Apesar da restrição rigorosa ao uso direto de inteligência artificial pelos alunos, a administração municipal reconhece a importância de preparar os estudantes para um futuro onde essa tecnologia será onipresente. Para isto, a cidade implementará aulas específicas de alfabetização em inteligência artificial duas vezes por ano para todos os alunos dos últimos anos do ensino fundamental.

Além desta iniciativa, programas piloto serão desenvolvidos permitindo que alguns estudantes selecionados utilizem ferramentas de inteligência artificial sob supervisão direta de educadores qualificados. Esta abordagem busca balancear a proteção das crianças com a necessidade de familiarização tecnológica.

Justificativa do prefeito Mamdani

Durante o anúncio, o prefeito apresentou uma argumentação forte contra a adoção acrítica de inteligência artificial na educação infantil. "A indústria de tecnologia quer que acreditemos que a educação infantil impulsionada por inteligência artificial não só é inevitável, como também necessária. Nós não vemos as coisas dessa forma", declarou Mamdani.

O prefeito enfatizou que a filosofia educacional de Nova York valoriza o questionamento crítico e a reflexão. "Todos os dias, quando os nossos filhos vêm para a escola, nós os ensinamos a fazer perguntas, a questionar pressupostos, a interrogar premissas, a perguntar 'por quê?'. Quando se trata de inteligência artificial em nossas escolas, temos a obrigação de fazer o mesmo", afirmou.

Importância da conexão humana na educação

Um argumento central na posição da administração municipal é a necessidade insubstituível de interação humana no processo educativo. "As crianças precisam de professores e de conexão humana para aprender e crescer. Elas precisam desenvolver habilidades ao lado de seus pares, construir relacionamentos com educadores e lidar com problemas complexos por conta própria", ressaltou o prefeito.

Esta perspectiva reconhece que aspectos fundamentais do desenvolvimento infantil—como habilidades sociais, capacidade de colaboração, pensamento crítico independente e relacionamentos interpessoais—não podem ser adequadamente desenvolvidos através de interações com sistemas de inteligência artificial.

Exceções para educadores

Enquanto os alunos enfrentam restrições rigorosas ao uso de inteligência artificial, os professores mantêm permissão para utilizar estas ferramentas em funções administrativas e de planejamento pedagógico. Educadores podem usar inteligência artificial para organização de horários, planejamento de aulas e outras tarefas organizacionais que não envolvam interação direta com estudantes.

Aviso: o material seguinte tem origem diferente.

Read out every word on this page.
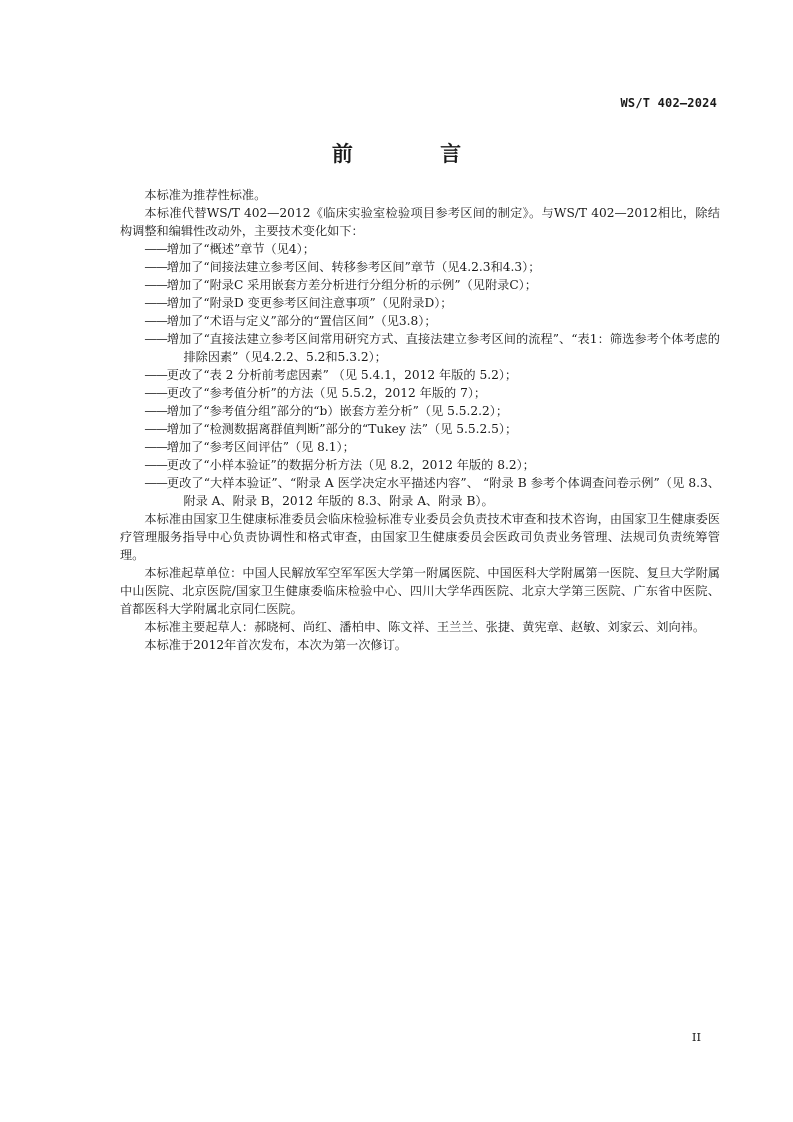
WS/T 402—2024
前 言

本标准为推荐性标准。

本标准代替WS/T 402—2012《临床实验室检验项目参考区间的制定》。与WS/T 402—2012相比，除结构调整和编辑性改动外，主要技术变化如下：

——增加了“概述”章节（见4）；

——增加了“间接法建立参考区间、转移参考区间”章节（见4.2.3和4.3）；

——增加了“附录C 采用嵌套方差分析进行分组分析的示例”（见附录C）；

——增加了“附录D 变更参考区间注意事项”（见附录D）；

——增加了“术语与定义”部分的“置信区间”（见3.8）；

——增加了“直接法建立参考区间常用研究方式、直接法建立参考区间的流程”、“表1：筛选参考个体考虑的排除因素”（见4.2.2、5.2和5.3.2）；

——更改了“表 2 分析前考虑因素” （见 5.4.1，2012 年版的 5.2）；

——更改了“参考值分析”的方法（见 5.5.2，2012 年版的 7）；

——增加了“参考值分组”部分的“b）嵌套方差分析”（见 5.5.2.2）；

——增加了“检测数据离群值判断”部分的“Tukey 法”（见 5.5.2.5）；

——增加了“参考区间评估”（见 8.1）；

——更改了“小样本验证”的数据分析方法（见 8.2，2012 年版的 8.2）；

——更改了“大样本验证”、“附录 A 医学决定水平描述内容”、 “附录 B 参考个体调查问卷示例”（见 8.3、附录 A、附录 B，2012 年版的 8.3、附录 A、附录 B）。

本标准由国家卫生健康标准委员会临床检验标准专业委员会负责技术审查和技术咨询，由国家卫生健康委医疗管理服务指导中心负责协调性和格式审查，由国家卫生健康委员会医政司负责业务管理、法规司负责统筹管理。

本标准起草单位：中国人民解放军空军军医大学第一附属医院、中国医科大学附属第一医院、复旦大学附属中山医院、北京医院/国家卫生健康委临床检验中心、四川大学华西医院、北京大学第三医院、广东省中医院、首都医科大学附属北京同仁医院。

本标准主要起草人：郝晓柯、尚红、潘柏申、陈文祥、王兰兰、张捷、黄宪章、赵敏、刘家云、刘向祎。

本标准于2012年首次发布，本次为第一次修订。

II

Histórico anterior de ações contra IA em Nova York

A decisão atual não marca o primeiro encontro de Nova York com questões relacionadas a inteligência artificial nas escolas. As escolas públicas da cidade haviam anteriormente imposto uma proibição temporária sobre o uso do ChatGPT logo após seu lançamento em 2022, quando a tecnologia começava a gerar preocupações sobre fraude acadêmica e aprendizado genuíno.

Posteriormente, essa restrição inicial foi suspensa e substituída por um assistente de ensino personalizado baseado em inteligência artificial. A nova medida representa uma mudança significativa nesta trajetória, indicando uma reavaliação mais profunda dos benefícios e riscos da integração de inteligência artificial no ambiente escolar.

Implicações futuras da política

Esta ação de Nova York provavelmente servirá como ponto de referência para outras jurisdições considerando sua própria abordagem à inteligência artificial na educação. A decisão documenta preocupações legítimas sobre o papel apropriado da tecnologia no desenvolvimento infantil e sugere um modelo alternativo baseado em restrição responsável e alfabetização crítica em tecnologia.